When clients are distressed, their anxiety disturbs them and us. Intuitively, we want to move on. It’s tempting to focus on the business at hand. Unfortunately, attempts to avoid feelings are usually misinterpreted as uncaring, dismissive, or patronizing, which inflames the client more.
Although counter-intuitive the way to reason is to embrace the emotion. Instead of resisting the emotional flood, help clients release it in four steps:
Listen with care and concern. Pay close attention to your non-verbal messages. Any hint of impatience in your facial expression or verbal tone will agitate the client. The limbic system is highly skilled at reading body language, and the client will react to your vibe. Focusing on empathy for the client’s discomfort is an ideal way to meet their emotional need.

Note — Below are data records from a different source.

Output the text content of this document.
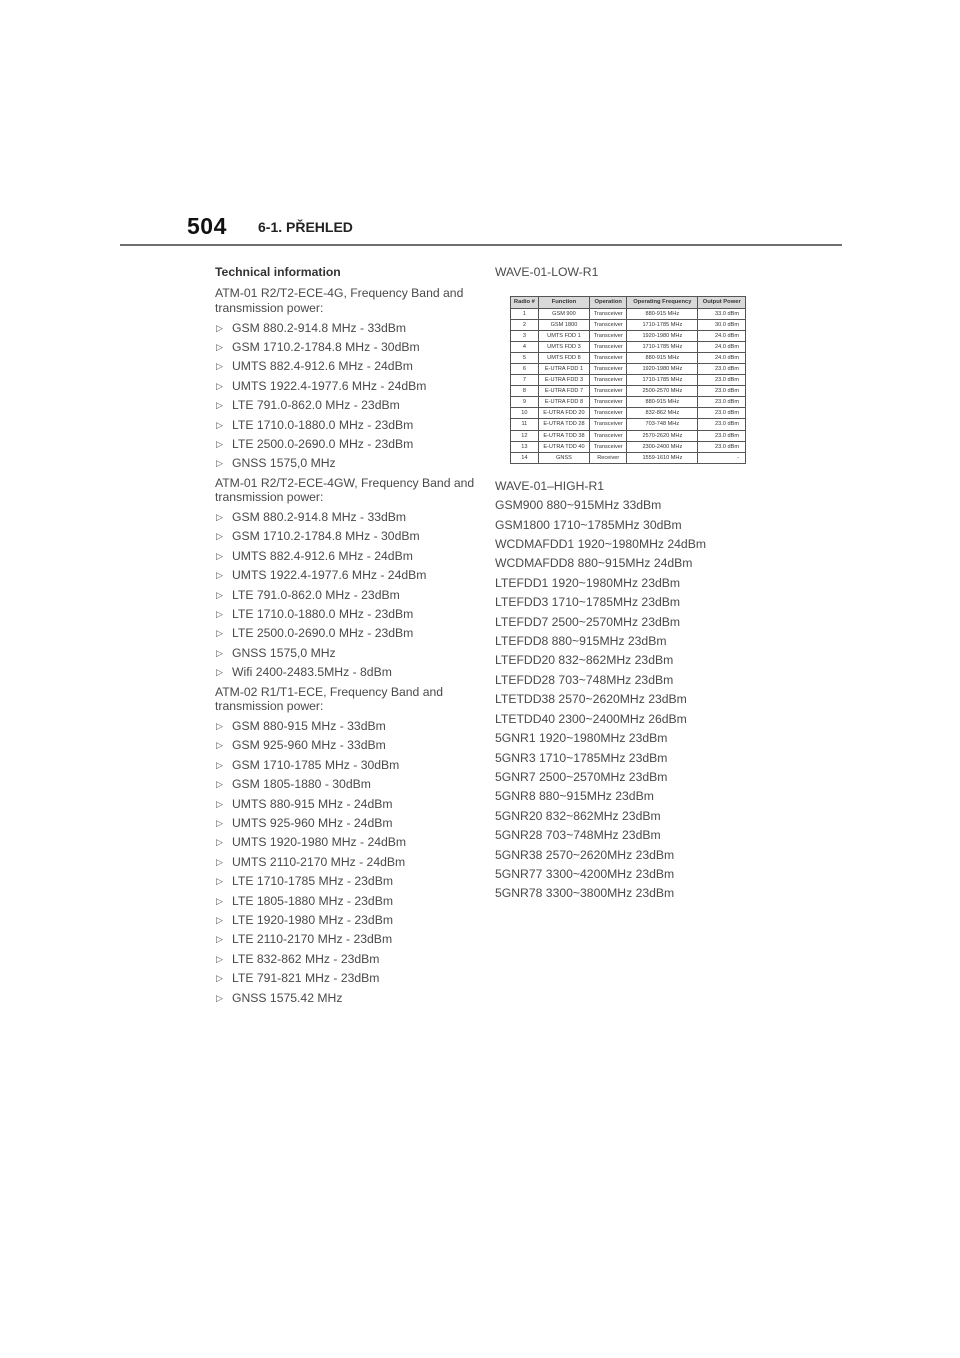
504 6-1. PŘEHLED
Technical information
ATM-01 R2/T2-ECE-4G, Frequency Band and transmission power:
▷ GSM 880.2-914.8 MHz - 33dBm
▷ GSM 1710.2-1784.8 MHz - 30dBm
▷ UMTS 882.4-912.6 MHz - 24dBm
▷ UMTS 1922.4-1977.6 MHz - 24dBm
▷ LTE 791.0-862.0 MHz - 23dBm
▷ LTE 1710.0-1880.0 MHz - 23dBm
▷ LTE 2500.0-2690.0 MHz - 23dBm
▷ GNSS 1575,0 MHz
ATM-01 R2/T2-ECE-4GW, Frequency Band and transmission power:
▷ GSM 880.2-914.8 MHz - 33dBm
▷ GSM 1710.2-1784.8 MHz - 30dBm
▷ UMTS 882.4-912.6 MHz - 24dBm
▷ UMTS 1922.4-1977.6 MHz - 24dBm
▷ LTE 791.0-862.0 MHz - 23dBm
▷ LTE 1710.0-1880.0 MHz - 23dBm
▷ LTE 2500.0-2690.0 MHz - 23dBm
▷ GNSS 1575,0 MHz
▷ Wifi 2400-2483.5MHz - 8dBm
ATM-02 R1/T1-ECE, Frequency Band and transmission power:
▷ GSM 880-915 MHz - 33dBm
▷ GSM 925-960 MHz - 33dBm
▷ GSM 1710-1785 MHz - 30dBm
▷ GSM 1805-1880 - 30dBm
▷ UMTS 880-915 MHz - 24dBm
▷ UMTS 925-960 MHz - 24dBm
▷ UMTS 1920-1980 MHz - 24dBm
▷ UMTS 2110-2170 MHz - 24dBm
▷ LTE 1710-1785 MHz - 23dBm
▷ LTE 1805-1880 MHz - 23dBm
▷ LTE 1920-1980 MHz - 23dBm
▷ LTE 2110-2170 MHz - 23dBm
▷ LTE 832-862 MHz - 23dBm
▷ LTE 791-821 MHz - 23dBm
▷ GNSS 1575.42 MHz
WAVE-01-LOW-R1
Radio #	Function	Operation	Operating Frequency	Output Power
1	GSM 900	Transceiver	880-915 MHz	33.0 dBm
2	GSM 1800	Transceiver	1710-1785 MHz	30.0 dBm
3	UMTS FDD 1	Transceiver	1920-1980 MHz	24.0 dBm
4	UMTS FDD 3	Transceiver	1710-1785 MHz	24.0 dBm
5	UMTS FDD 8	Transceiver	880-915 MHz	24.0 dBm
6	E-UTRA FDD 1	Transceiver	1920-1980 MHz	23.0 dBm
7	E-UTRA FDD 3	Transceiver	1710-1785 MHz	23.0 dBm
8	E-UTRA FDD 7	Transceiver	2500-2570 MHz	23.0 dBm
9	E-UTRA FDD 8	Transceiver	880-915 MHz	23.0 dBm
10	E-UTRA FDD 20	Transceiver	832-862 MHz	23.0 dBm
11	E-UTRA TDD 28	Transceiver	703-748 MHz	23.0 dBm
12	E-UTRA TDD 38	Transceiver	2570-2620 MHz	23.0 dBm
13	E-UTRA TDD 40	Transceiver	2300-2400 MHz	23.0 dBm
14	GNSS	Receiver	1559-1610 MHz	-
WAVE-01–HIGH-R1
GSM900 880~915MHz 33dBm
GSM1800 1710~1785MHz 30dBm
WCDMAFDD1 1920~1980MHz 24dBm
WCDMAFDD8 880~915MHz 24dBm
LTEFDD1 1920~1980MHz 23dBm
LTEFDD3 1710~1785MHz 23dBm
LTEFDD7 2500~2570MHz 23dBm
LTEFDD8 880~915MHz 23dBm
LTEFDD20 832~862MHz 23dBm
LTEFDD28 703~748MHz 23dBm
LTETDD38 2570~2620MHz 23dBm
LTETDD40 2300~2400MHz 26dBm
5GNR1 1920~1980MHz 23dBm
5GNR3 1710~1785MHz 23dBm
5GNR7 2500~2570MHz 23dBm
5GNR8 880~915MHz 23dBm
5GNR20 832~862MHz 23dBm
5GNR28 703~748MHz 23dBm
5GNR38 2570~2620MHz 23dBm
5GNR77 3300~4200MHz 23dBm
5GNR78 3300~3800MHz 23dBm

Acknowledge the client’s concern. Summarize the client’s comments, to demonstrate that you take their anxiety seriously. For example, you might say: “I hear that you’re very worried about the economy and how this will impact your financial stability”. Importantly, acknowledging feelings is not the same as agreeing with opinions. You can fully recognize with their concerns without agreeing to any irrational declarations. Skillful acknowledging helps clients release their distress.
Find one place to agree. People are more inclined to move forward if they feel validated. As the client vents, look for a sliver of truth to confirm. Even if you completely disagree with the client’s opinions, you can likely agree that other people are concerned. You might say. “I know that you are deeply concerned about the economy and you’re not alone. Many people are anxious”. People crave social validation. Knowing others are concerned reduces anxiety and helps the client feel normal. This technique further reduces emotion, and raises the client’s ability to collaborate with you.

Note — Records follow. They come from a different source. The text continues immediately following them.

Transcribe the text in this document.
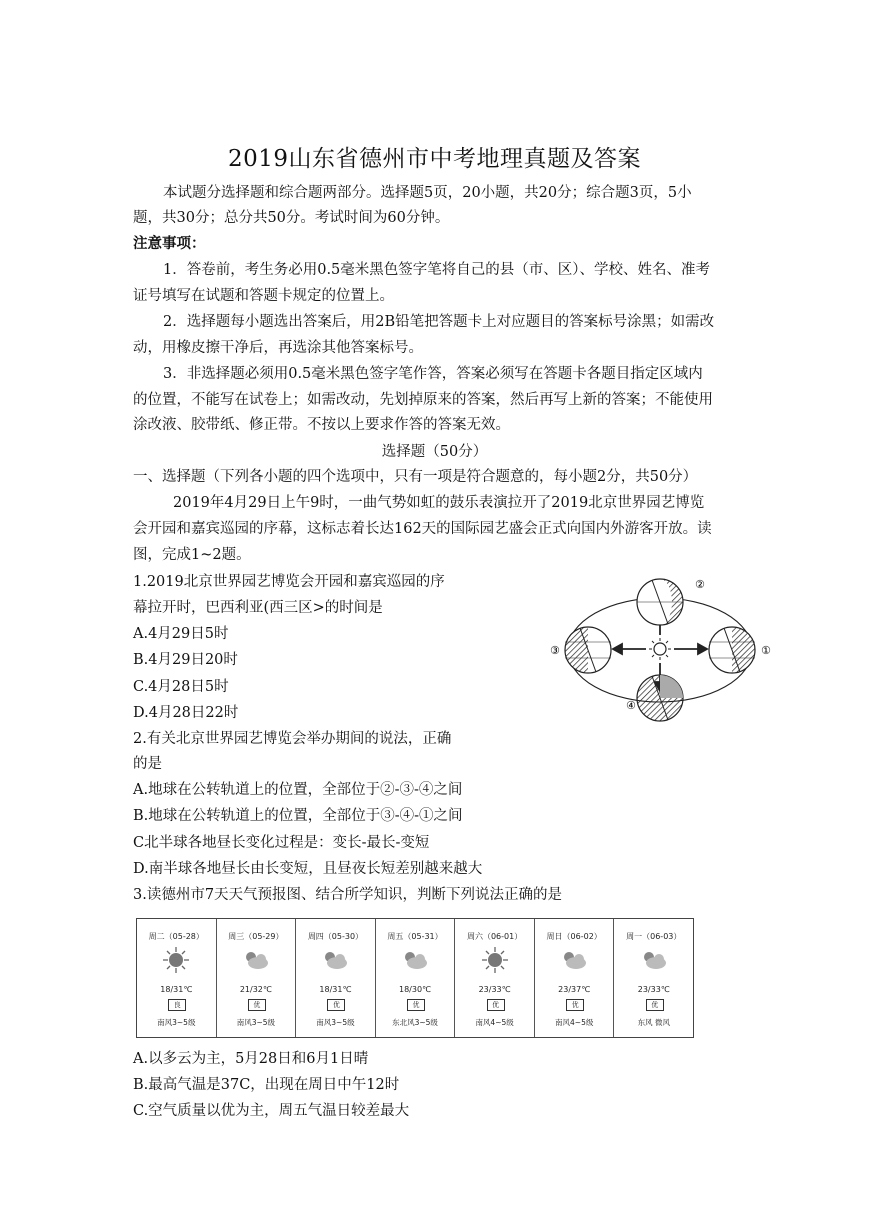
2019山东省德州市中考地理真题及答案
本试题分选择题和综合题两部分。选择题5页，20小题，共20分；综合题3页，5小
题，共30分；总分共50分。考试时间为60分钟。
注意事项：
1．答卷前，考生务必用0.5毫米黑色签字笔将自己的县（市、区）、学校、姓名、准考
证号填写在试题和答题卡规定的位置上。
2．选择题每小题选出答案后，用2B铅笔把答题卡上对应题目的答案标号涂黑；如需改
动，用橡皮擦干净后，再选涂其他答案标号。
3．非选择题必须用0.5毫米黑色签字笔作答，答案必须写在答题卡各题目指定区域内
的位置，不能写在试卷上；如需改动，先划掉原来的答案，然后再写上新的答案；不能使用
涂改液、胶带纸、修正带。不按以上要求作答的答案无效。
选择题（50分）
一、选择题（下列各小题的四个选项中，只有一项是符合题意的，每小题2分，共50分）
2019年4月29日上午9时，一曲气势如虹的鼓乐表演拉开了2019北京世界园艺博览
会开园和嘉宾巡园的序幕，这标志着长达162天的国际园艺盛会正式向国内外游客开放。读
图，完成1~2题。
1.2019北京世界园艺博览会开园和嘉宾巡园的序
幕拉开时，巴西利亚(西三区>的时间是
A.4月29日5时
B.4月29日20时
C.4月28日5时
D.4月28日22时
2.有关北京世界园艺博览会举办期间的说法，正确
的是
A.地球在公转轨道上的位置，全部位于②-③-④之间
B.地球在公转轨道上的位置，全部位于③-④-①之间
C北半球各地昼长变化过程是：变长-最长-变短
D.南半球各地昼长由长变短，且昼夜长短差别越来越大
②
③	①
④
3.读德州市7天天气预报图、结合所学知识，判断下列说法正确的是
周二（05-28）
18/31℃
良
南风3~5级
周三（05-29）
21/32℃
优
南风3~5级
周四（05-30）
18/31℃
优
南风3~5级
周五（05-31）
18/30℃
优
东北风3~5级
周六（06-01）
23/33℃
优
南风4~5级
周日（06-02）
23/37℃
优
南风4~5级
周一（06-03）
23/33℃
优
东风 微风
A.以多云为主，5月28日和6月1日晴
B.最高气温是37C，出现在周日中午12时
C.空气质量以优为主，周五气温日较差最大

Create a bridge to a productive discussion. After connecting with some agreement, add a transition to move the conversation forward. For example, you might say “I’m so glad you shared your worries. It’s important I understand what’s bothering you. It’s my job to help you reach your goals and feel confident along the way. I want you to feel good about your finances. Are you ready for me to review things with you?” Asking if the client is ready to move on, respectfully gauges their ability to shift focus. The client may sit up straight, lean forward or physically shift to signal their readiness to move on. You will see when they’re ready to take the next step
If the client reverts to emotional venting, repeat the four steps. It may take a few cycles to clear the emotion, but pushing a client before they’re ready will only escalate their emotional resistance. Once the stress has diminished, you can engage the client in a reasoned discussion. A really upset client may take some time to get calm and stay calm. Be patient, it’ll be worth it in the end.